We are likely to see more such clubs opening in major financial capitals driven by an ageing population and health anxieties, says Roberts from Euromonitor.

“The age of most of the high-net-worth individuals in the world are the late 40s, 50s and upwards,” Roberts explains. “As they age, they’re realising they need to take their health more seriously.” She says the wellness trend — with its plush spas and membership clubs — is very attractive to this class of consumer. “On the back of the pandemic, health has become our biggest asset.”

Co-founder Sarhan says The Well is focused on expansion both in the US and Europe. The company has 12 locations in the pipeline, adding up to a million square feet under development. Well Bay Harbor Islands in Miami is set to open next year as its first wellness club with branded residences and office space. Home prices start at $1.3 million, and more than half have been sold.

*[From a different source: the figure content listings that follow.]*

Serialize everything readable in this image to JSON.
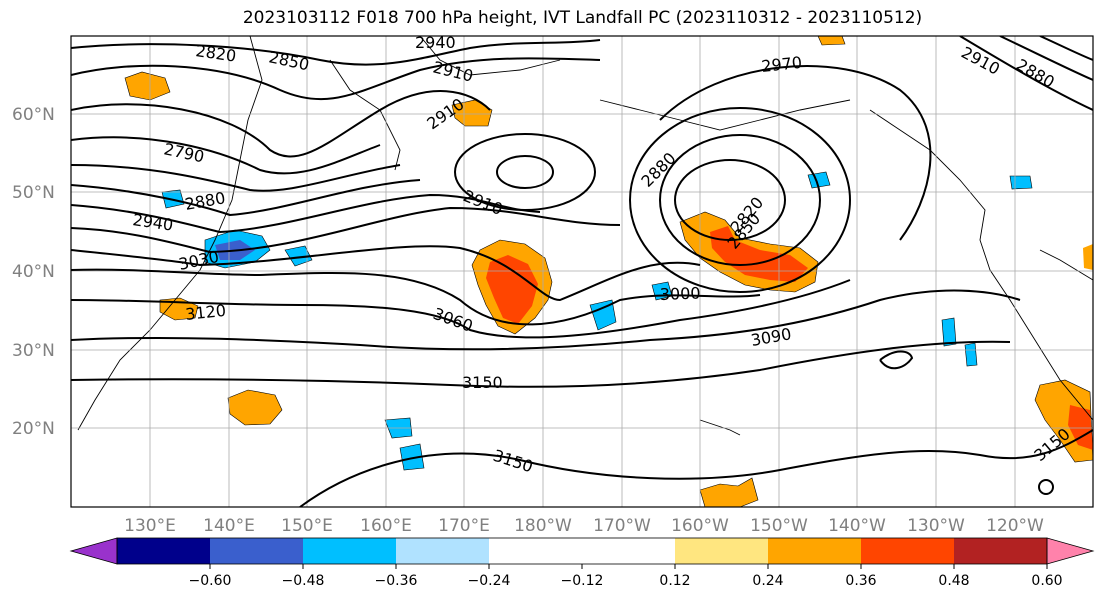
{
  "title": "2023103112 F018 700 hPa height, IVT Landfall PC (2023110312 - 2023110512)",
  "map": {
    "lat_labels": [
      "60°N",
      "50°N",
      "40°N",
      "30°N",
      "20°N"
    ],
    "lon_labels": [
      "130°E",
      "140°E",
      "150°E",
      "160°E",
      "170°E",
      "180°W",
      "170°W",
      "160°W",
      "150°W",
      "140°W",
      "130°W",
      "120°W"
    ],
    "contour_labels": [
      "2820",
      "2850",
      "2940",
      "2910",
      "2970",
      "2910",
      "2880",
      "2790",
      "2910",
      "2880",
      "2880",
      "2940",
      "2820",
      "2850",
      "2910",
      "3030",
      "3000",
      "3060",
      "3120",
      "3090",
      "3150",
      "3150",
      "3150"
    ]
  },
  "colorbar": {
    "colors": [
      "#9932cc",
      "#00008b",
      "#3a5fcd",
      "#00bfff",
      "#b0e2ff",
      "#ffffff",
      "#ffffff",
      "#ffe680",
      "#ffa500",
      "#ff4500",
      "#b22222",
      "#ff82ab"
    ],
    "tick_labels": [
      "−0.60",
      "−0.48",
      "−0.36",
      "−0.24",
      "−0.12",
      "0.12",
      "0.24",
      "0.36",
      "0.48",
      "0.60"
    ]
  }
}
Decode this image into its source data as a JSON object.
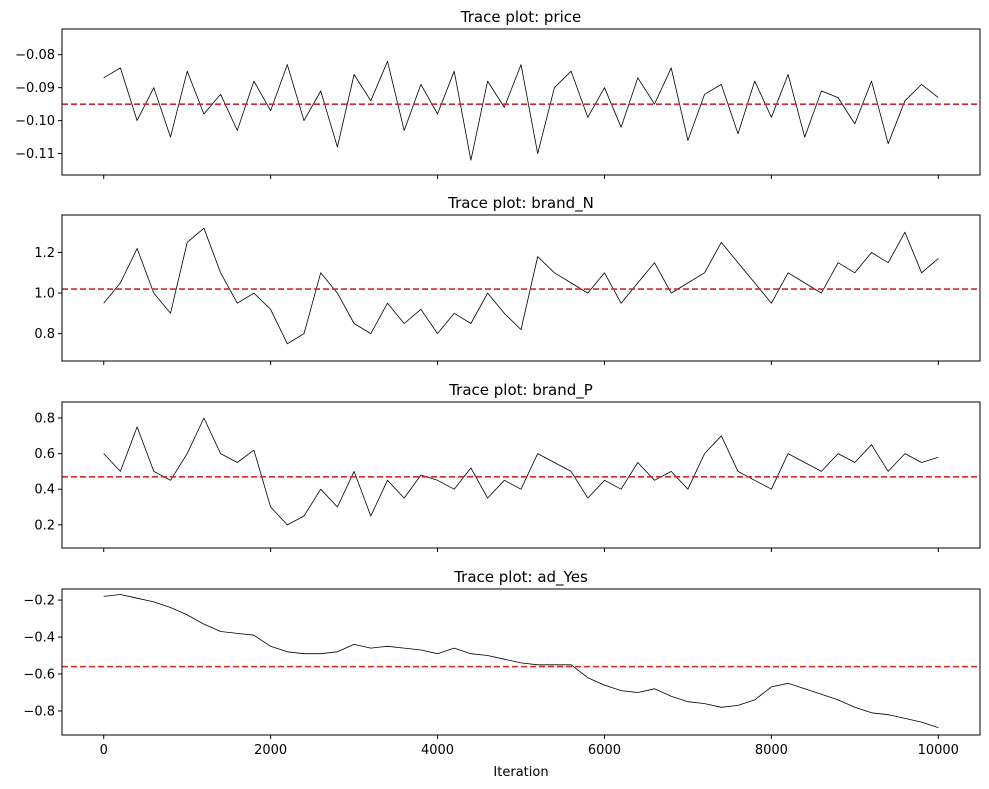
{
  "chart_data": [
    {
      "type": "line",
      "title": "Trace plot: price",
      "xlabel": "",
      "ylabel": "",
      "xlim": [
        -500,
        10500
      ],
      "ylim": [
        -0.1165,
        -0.0722
      ],
      "yticks": [
        -0.08,
        -0.09,
        -0.1,
        -0.11
      ],
      "ytick_labels": [
        "−0.08",
        "−0.09",
        "−0.10",
        "−0.11"
      ],
      "xticks": [
        0,
        2000,
        4000,
        6000,
        8000,
        10000
      ],
      "show_xtick_labels": false,
      "reference_line": {
        "y": -0.095,
        "color": "#d62728",
        "style": "dashed"
      },
      "series": [
        {
          "color": "#000000",
          "x": [
            0,
            200,
            400,
            600,
            800,
            1000,
            1200,
            1400,
            1600,
            1800,
            2000,
            2200,
            2400,
            2600,
            2800,
            3000,
            3200,
            3400,
            3600,
            3800,
            4000,
            4200,
            4400,
            4600,
            4800,
            5000,
            5200,
            5400,
            5600,
            5800,
            6000,
            6200,
            6400,
            6600,
            6800,
            7000,
            7200,
            7400,
            7600,
            7800,
            8000,
            8200,
            8400,
            8600,
            8800,
            9000,
            9200,
            9400,
            9600,
            9800,
            10000
          ],
          "values": [
            -0.087,
            -0.084,
            -0.1,
            -0.09,
            -0.105,
            -0.085,
            -0.098,
            -0.092,
            -0.103,
            -0.088,
            -0.097,
            -0.083,
            -0.1,
            -0.091,
            -0.108,
            -0.086,
            -0.094,
            -0.082,
            -0.103,
            -0.089,
            -0.098,
            -0.085,
            -0.112,
            -0.088,
            -0.096,
            -0.083,
            -0.11,
            -0.09,
            -0.085,
            -0.099,
            -0.09,
            -0.102,
            -0.087,
            -0.095,
            -0.084,
            -0.106,
            -0.092,
            -0.089,
            -0.104,
            -0.088,
            -0.099,
            -0.086,
            -0.105,
            -0.091,
            -0.093,
            -0.101,
            -0.088,
            -0.107,
            -0.094,
            -0.089,
            -0.093
          ]
        }
      ]
    },
    {
      "type": "line",
      "title": "Trace plot: brand_N",
      "xlabel": "",
      "ylabel": "",
      "xlim": [
        -500,
        10500
      ],
      "ylim": [
        0.665,
        1.385
      ],
      "yticks": [
        0.8,
        1.0,
        1.2
      ],
      "ytick_labels": [
        "0.8",
        "1.0",
        "1.2"
      ],
      "xticks": [
        0,
        2000,
        4000,
        6000,
        8000,
        10000
      ],
      "show_xtick_labels": false,
      "reference_line": {
        "y": 1.02,
        "color": "#d62728",
        "style": "dashed"
      },
      "series": [
        {
          "color": "#000000",
          "x": [
            0,
            200,
            400,
            600,
            800,
            1000,
            1200,
            1400,
            1600,
            1800,
            2000,
            2200,
            2400,
            2600,
            2800,
            3000,
            3200,
            3400,
            3600,
            3800,
            4000,
            4200,
            4400,
            4600,
            4800,
            5000,
            5200,
            5400,
            5600,
            5800,
            6000,
            6200,
            6400,
            6600,
            6800,
            7000,
            7200,
            7400,
            7600,
            7800,
            8000,
            8200,
            8400,
            8600,
            8800,
            9000,
            9200,
            9400,
            9600,
            9800,
            10000
          ],
          "values": [
            0.95,
            1.05,
            1.22,
            1.0,
            0.9,
            1.25,
            1.32,
            1.1,
            0.95,
            1.0,
            0.92,
            0.75,
            0.8,
            1.1,
            1.0,
            0.85,
            0.8,
            0.95,
            0.85,
            0.92,
            0.8,
            0.9,
            0.85,
            1.0,
            0.9,
            0.82,
            1.18,
            1.1,
            1.05,
            1.0,
            1.1,
            0.95,
            1.05,
            1.15,
            1.0,
            1.05,
            1.1,
            1.25,
            1.15,
            1.05,
            0.95,
            1.1,
            1.05,
            1.0,
            1.15,
            1.1,
            1.2,
            1.15,
            1.3,
            1.1,
            1.17
          ]
        }
      ]
    },
    {
      "type": "line",
      "title": "Trace plot: brand_P",
      "xlabel": "",
      "ylabel": "",
      "xlim": [
        -500,
        10500
      ],
      "ylim": [
        0.07,
        0.89
      ],
      "yticks": [
        0.2,
        0.4,
        0.6,
        0.8
      ],
      "ytick_labels": [
        "0.2",
        "0.4",
        "0.6",
        "0.8"
      ],
      "xticks": [
        0,
        2000,
        4000,
        6000,
        8000,
        10000
      ],
      "show_xtick_labels": false,
      "reference_line": {
        "y": 0.47,
        "color": "#d62728",
        "style": "dashed"
      },
      "series": [
        {
          "color": "#000000",
          "x": [
            0,
            200,
            400,
            600,
            800,
            1000,
            1200,
            1400,
            1600,
            1800,
            2000,
            2200,
            2400,
            2600,
            2800,
            3000,
            3200,
            3400,
            3600,
            3800,
            4000,
            4200,
            4400,
            4600,
            4800,
            5000,
            5200,
            5400,
            5600,
            5800,
            6000,
            6200,
            6400,
            6600,
            6800,
            7000,
            7200,
            7400,
            7600,
            7800,
            8000,
            8200,
            8400,
            8600,
            8800,
            9000,
            9200,
            9400,
            9600,
            9800,
            10000
          ],
          "values": [
            0.6,
            0.5,
            0.75,
            0.5,
            0.45,
            0.6,
            0.8,
            0.6,
            0.55,
            0.62,
            0.3,
            0.2,
            0.25,
            0.4,
            0.3,
            0.5,
            0.25,
            0.45,
            0.35,
            0.48,
            0.45,
            0.4,
            0.52,
            0.35,
            0.45,
            0.4,
            0.6,
            0.55,
            0.5,
            0.35,
            0.45,
            0.4,
            0.55,
            0.45,
            0.5,
            0.4,
            0.6,
            0.7,
            0.5,
            0.45,
            0.4,
            0.6,
            0.55,
            0.5,
            0.6,
            0.55,
            0.65,
            0.5,
            0.6,
            0.55,
            0.58
          ]
        }
      ]
    },
    {
      "type": "line",
      "title": "Trace plot: ad_Yes",
      "xlabel": "Iteration",
      "ylabel": "",
      "xlim": [
        -500,
        10500
      ],
      "ylim": [
        -0.93,
        -0.14
      ],
      "yticks": [
        -0.2,
        -0.4,
        -0.6,
        -0.8
      ],
      "ytick_labels": [
        "−0.2",
        "−0.4",
        "−0.6",
        "−0.8"
      ],
      "xticks": [
        0,
        2000,
        4000,
        6000,
        8000,
        10000
      ],
      "xtick_labels": [
        "0",
        "2000",
        "4000",
        "6000",
        "8000",
        "10000"
      ],
      "show_xtick_labels": true,
      "reference_line": {
        "y": -0.56,
        "color": "#d62728",
        "style": "dashed"
      },
      "series": [
        {
          "color": "#000000",
          "x": [
            0,
            200,
            400,
            600,
            800,
            1000,
            1200,
            1400,
            1600,
            1800,
            2000,
            2200,
            2400,
            2600,
            2800,
            3000,
            3200,
            3400,
            3600,
            3800,
            4000,
            4200,
            4400,
            4600,
            4800,
            5000,
            5200,
            5400,
            5600,
            5800,
            6000,
            6200,
            6400,
            6600,
            6800,
            7000,
            7200,
            7400,
            7600,
            7800,
            8000,
            8200,
            8400,
            8600,
            8800,
            9000,
            9200,
            9400,
            9600,
            9800,
            10000
          ],
          "values": [
            -0.18,
            -0.17,
            -0.19,
            -0.21,
            -0.24,
            -0.28,
            -0.33,
            -0.37,
            -0.38,
            -0.39,
            -0.45,
            -0.48,
            -0.49,
            -0.49,
            -0.48,
            -0.44,
            -0.46,
            -0.45,
            -0.46,
            -0.47,
            -0.49,
            -0.46,
            -0.49,
            -0.5,
            -0.52,
            -0.54,
            -0.55,
            -0.55,
            -0.55,
            -0.62,
            -0.66,
            -0.69,
            -0.7,
            -0.68,
            -0.72,
            -0.75,
            -0.76,
            -0.78,
            -0.77,
            -0.74,
            -0.67,
            -0.65,
            -0.68,
            -0.71,
            -0.74,
            -0.78,
            -0.81,
            -0.82,
            -0.84,
            -0.86,
            -0.89
          ]
        }
      ]
    }
  ]
}
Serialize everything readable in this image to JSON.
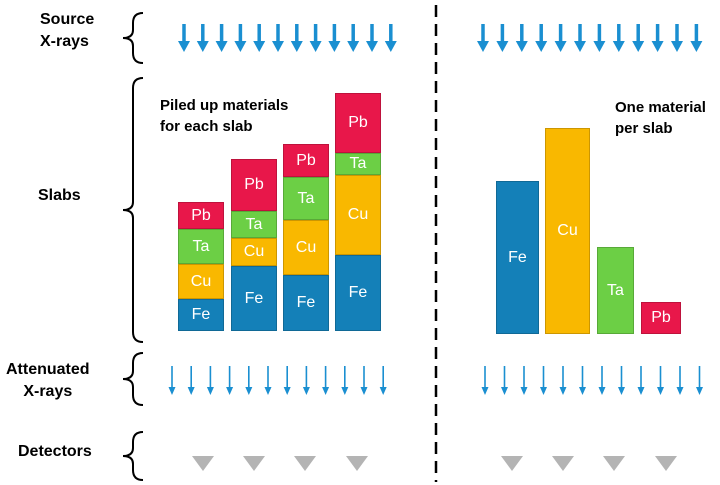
{
  "labels": {
    "source": "Source\nX-rays",
    "slabs": "Slabs",
    "attenuated": "Attenuated\nX-rays",
    "detectors": "Detectors"
  },
  "annotations": {
    "left": "Piled up materials\nfor each slab",
    "right": "One material\nper slab"
  },
  "materials": {
    "Pb": {
      "label": "Pb",
      "color": "#e8174a"
    },
    "Ta": {
      "label": "Ta",
      "color": "#6ccf45"
    },
    "Cu": {
      "label": "Cu",
      "color": "#f9b800"
    },
    "Fe": {
      "label": "Fe",
      "color": "#1480b8"
    }
  },
  "left_slabs": [
    {
      "stack": [
        {
          "m": "Pb",
          "t": 27
        },
        {
          "m": "Ta",
          "t": 35
        },
        {
          "m": "Cu",
          "t": 35
        },
        {
          "m": "Fe",
          "t": 32
        }
      ]
    },
    {
      "stack": [
        {
          "m": "Pb",
          "t": 52
        },
        {
          "m": "Ta",
          "t": 27
        },
        {
          "m": "Cu",
          "t": 28
        },
        {
          "m": "Fe",
          "t": 65
        }
      ]
    },
    {
      "stack": [
        {
          "m": "Pb",
          "t": 33
        },
        {
          "m": "Ta",
          "t": 43
        },
        {
          "m": "Cu",
          "t": 55
        },
        {
          "m": "Fe",
          "t": 56
        }
      ]
    },
    {
      "stack": [
        {
          "m": "Pb",
          "t": 60
        },
        {
          "m": "Ta",
          "t": 22
        },
        {
          "m": "Cu",
          "t": 80
        },
        {
          "m": "Fe",
          "t": 76
        }
      ]
    }
  ],
  "right_slabs": [
    {
      "m": "Fe",
      "t": 153
    },
    {
      "m": "Cu",
      "t": 206
    },
    {
      "m": "Ta",
      "t": 87
    },
    {
      "m": "Pb",
      "t": 32
    }
  ],
  "colors": {
    "arrow": "#1a8fd1",
    "detector": "#b4b4b4",
    "divider": "#000000"
  }
}
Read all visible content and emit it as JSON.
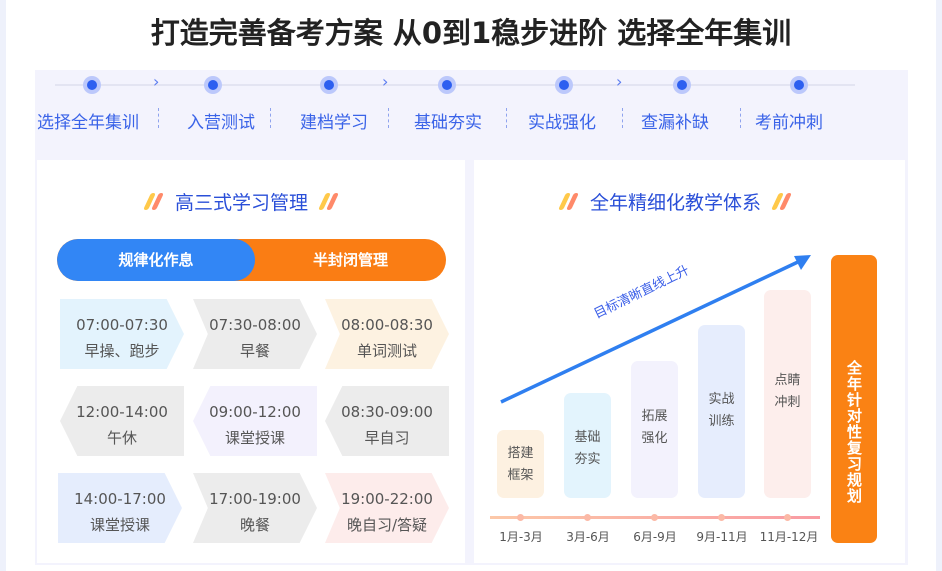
{
  "title": "打造完善备考方案 从0到1稳步进阶 选择全年集训",
  "steps": [
    "选择全年集训",
    "入营测试",
    "建档学习",
    "基础夯实",
    "实战强化",
    "查漏补缺",
    "考前冲刺"
  ],
  "left_card": {
    "heading": "高三式学习管理",
    "toggle": {
      "left": "规律化作息",
      "right": "半封闭管理"
    },
    "schedule": [
      {
        "time": "07:00-07:30",
        "activity": "早操、跑步"
      },
      {
        "time": "07:30-08:00",
        "activity": "早餐"
      },
      {
        "time": "08:00-08:30",
        "activity": "单词测试"
      },
      {
        "time": "12:00-14:00",
        "activity": "午休"
      },
      {
        "time": "09:00-12:00",
        "activity": "课堂授课"
      },
      {
        "time": "08:30-09:00",
        "activity": "早自习"
      },
      {
        "time": "14:00-17:00",
        "activity": "课堂授课"
      },
      {
        "time": "17:00-19:00",
        "activity": "晚餐"
      },
      {
        "time": "19:00-22:00",
        "activity": "晚自习/答疑"
      }
    ]
  },
  "right_card": {
    "heading": "全年精细化教学体系",
    "arrow_label": "目标清晰直线上升",
    "stages": [
      {
        "name": "搭建框架",
        "period": "1月-3月"
      },
      {
        "name": "基础夯实",
        "period": "3月-6月"
      },
      {
        "name": "拓展强化",
        "period": "6月-9月"
      },
      {
        "name": "实战训练",
        "period": "9月-11月"
      },
      {
        "name": "点睛冲刺",
        "period": "11月-12月"
      }
    ],
    "side_banner": "全年针对性复习规划"
  },
  "colors": {
    "blue": "#3286f5",
    "orange": "#fa8214",
    "step_text": "#3a63e8"
  }
}
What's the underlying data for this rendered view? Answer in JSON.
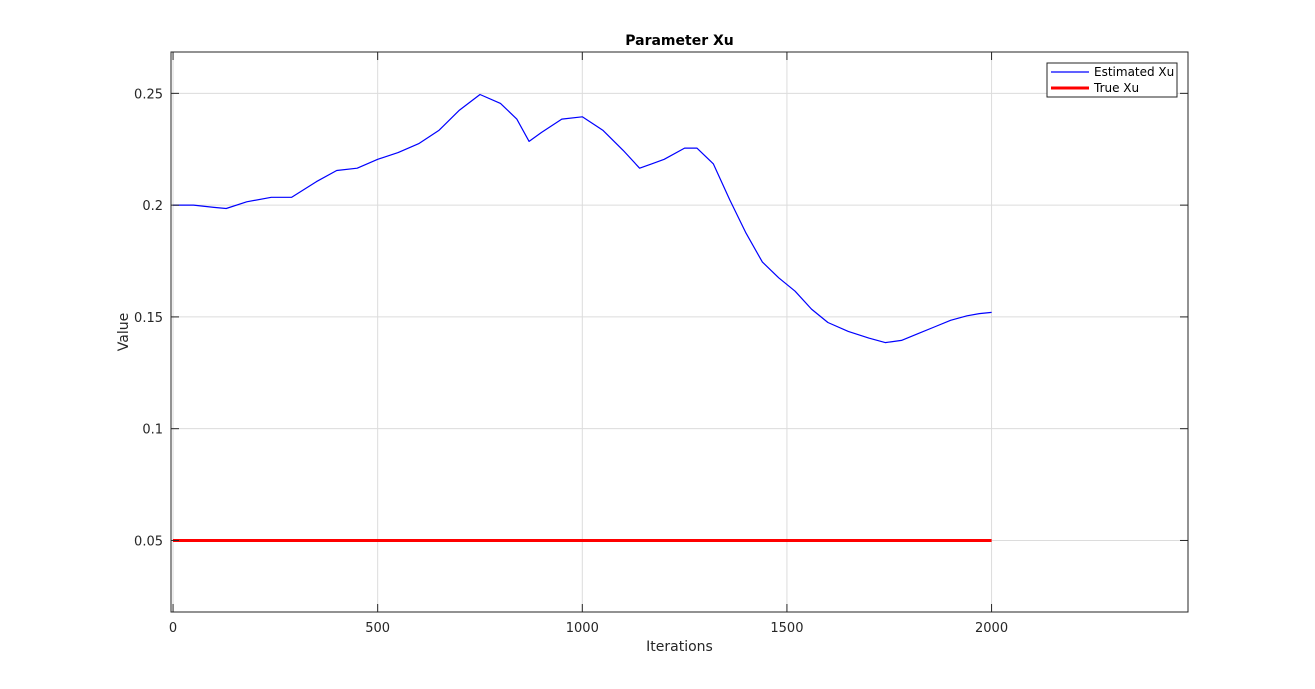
{
  "chart_data": {
    "type": "line",
    "title": "Parameter Xu",
    "xlabel": "Iterations",
    "ylabel": "Value",
    "xlim": [
      -5,
      2480
    ],
    "ylim": [
      0.018,
      0.2685
    ],
    "xticks": [
      0,
      500,
      1000,
      1500,
      2000
    ],
    "xtick_labels": [
      "0",
      "500",
      "1000",
      "1500",
      "2000"
    ],
    "yticks": [
      0.05,
      0.1,
      0.15,
      0.2,
      0.25
    ],
    "ytick_labels": [
      "0.05",
      "0.1",
      "0.15",
      "0.2",
      "0.25"
    ],
    "grid": true,
    "legend_position": "top-right",
    "series": [
      {
        "name": "Estimated Xu",
        "color": "#0000ff",
        "x": [
          0,
          50,
          100,
          130,
          180,
          240,
          290,
          350,
          400,
          450,
          500,
          550,
          600,
          650,
          700,
          750,
          800,
          840,
          870,
          900,
          950,
          1000,
          1050,
          1100,
          1140,
          1170,
          1200,
          1250,
          1280,
          1320,
          1360,
          1400,
          1440,
          1480,
          1520,
          1560,
          1600,
          1650,
          1700,
          1740,
          1780,
          1820,
          1860,
          1900,
          1940,
          1970,
          2000
        ],
        "y": [
          0.2,
          0.2,
          0.199,
          0.1985,
          0.2015,
          0.2035,
          0.2035,
          0.2105,
          0.2155,
          0.2165,
          0.2205,
          0.2235,
          0.2275,
          0.2335,
          0.2425,
          0.2495,
          0.2455,
          0.2385,
          0.2285,
          0.2325,
          0.2385,
          0.2395,
          0.2335,
          0.2245,
          0.2165,
          0.2185,
          0.2205,
          0.2255,
          0.2255,
          0.2185,
          0.2025,
          0.1875,
          0.1745,
          0.1675,
          0.1615,
          0.1535,
          0.1475,
          0.1435,
          0.1405,
          0.1385,
          0.1395,
          0.1425,
          0.1455,
          0.1485,
          0.1505,
          0.1515,
          0.152
        ]
      },
      {
        "name": "True Xu",
        "color": "#ff0000",
        "x": [
          0,
          2000
        ],
        "y": [
          0.05,
          0.05
        ]
      }
    ]
  }
}
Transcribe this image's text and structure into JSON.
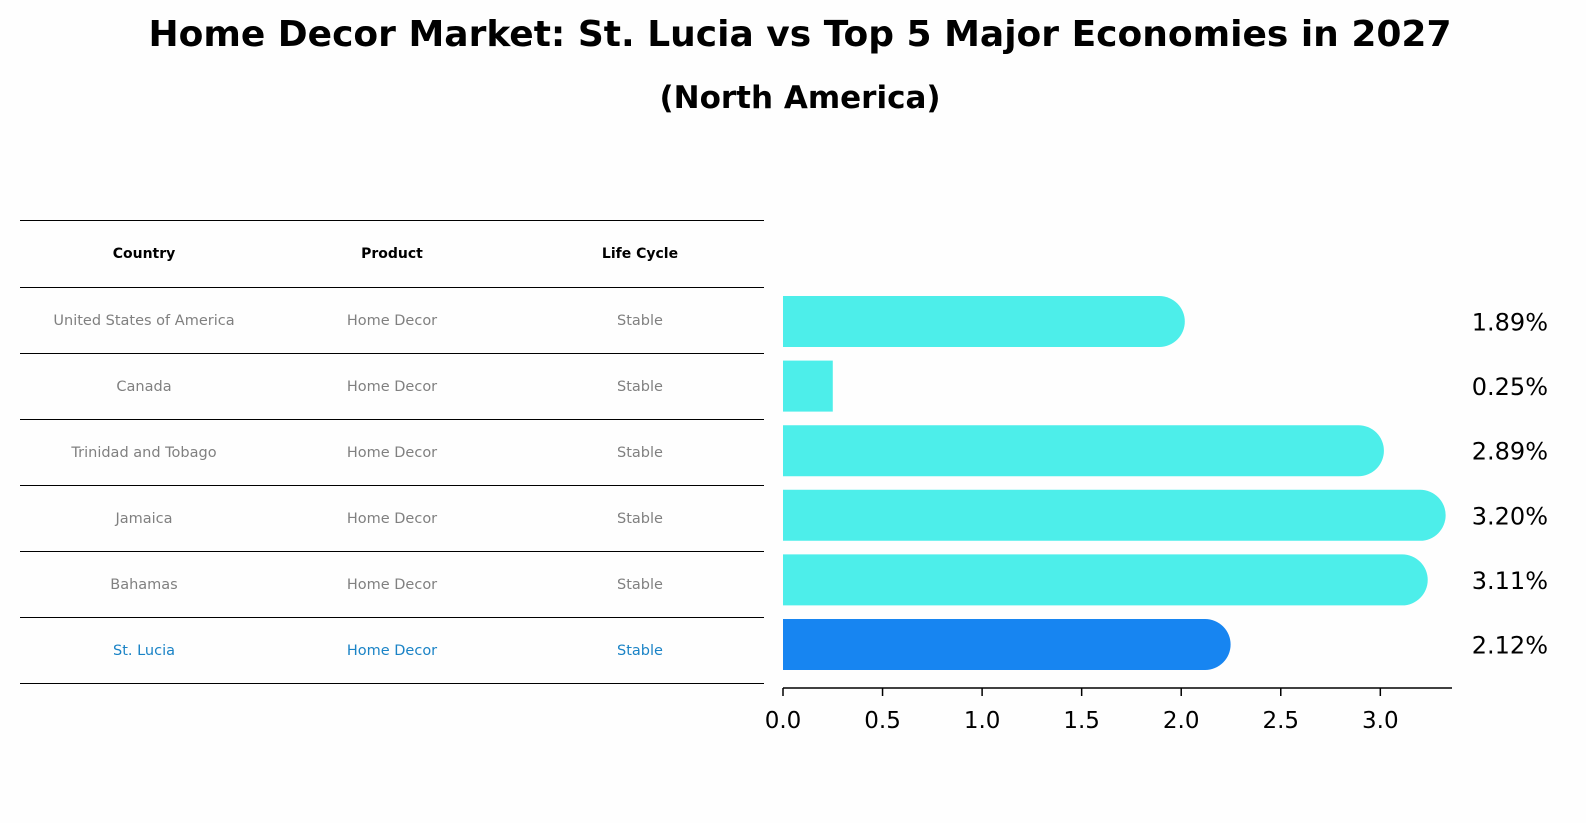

Two additional locations are planned for Miami. A second wellness club in Brickell has a 2026 planned opening date, and branded residences in Coconut Grove are set for 2027. The Well sees South Florida, with so many new residents, as a hot market.

The Well has also partnered with hotels and is currently working with boutique hotel favourites Auberge Resorts Collection to add wellness spaces to resorts in Costa Rica, Los Cabos in Mexico and the Mayflower Inn in Connecticut.

CEO Parekh says the company’s five years — and a global pandemic months after its doors opened — have shown people the importance of preventative health and wellness, sustaining the Well’s growth.

“I think a lot of people are rolling their eyes at wellness at times,” she says. “But it’s a very real need.”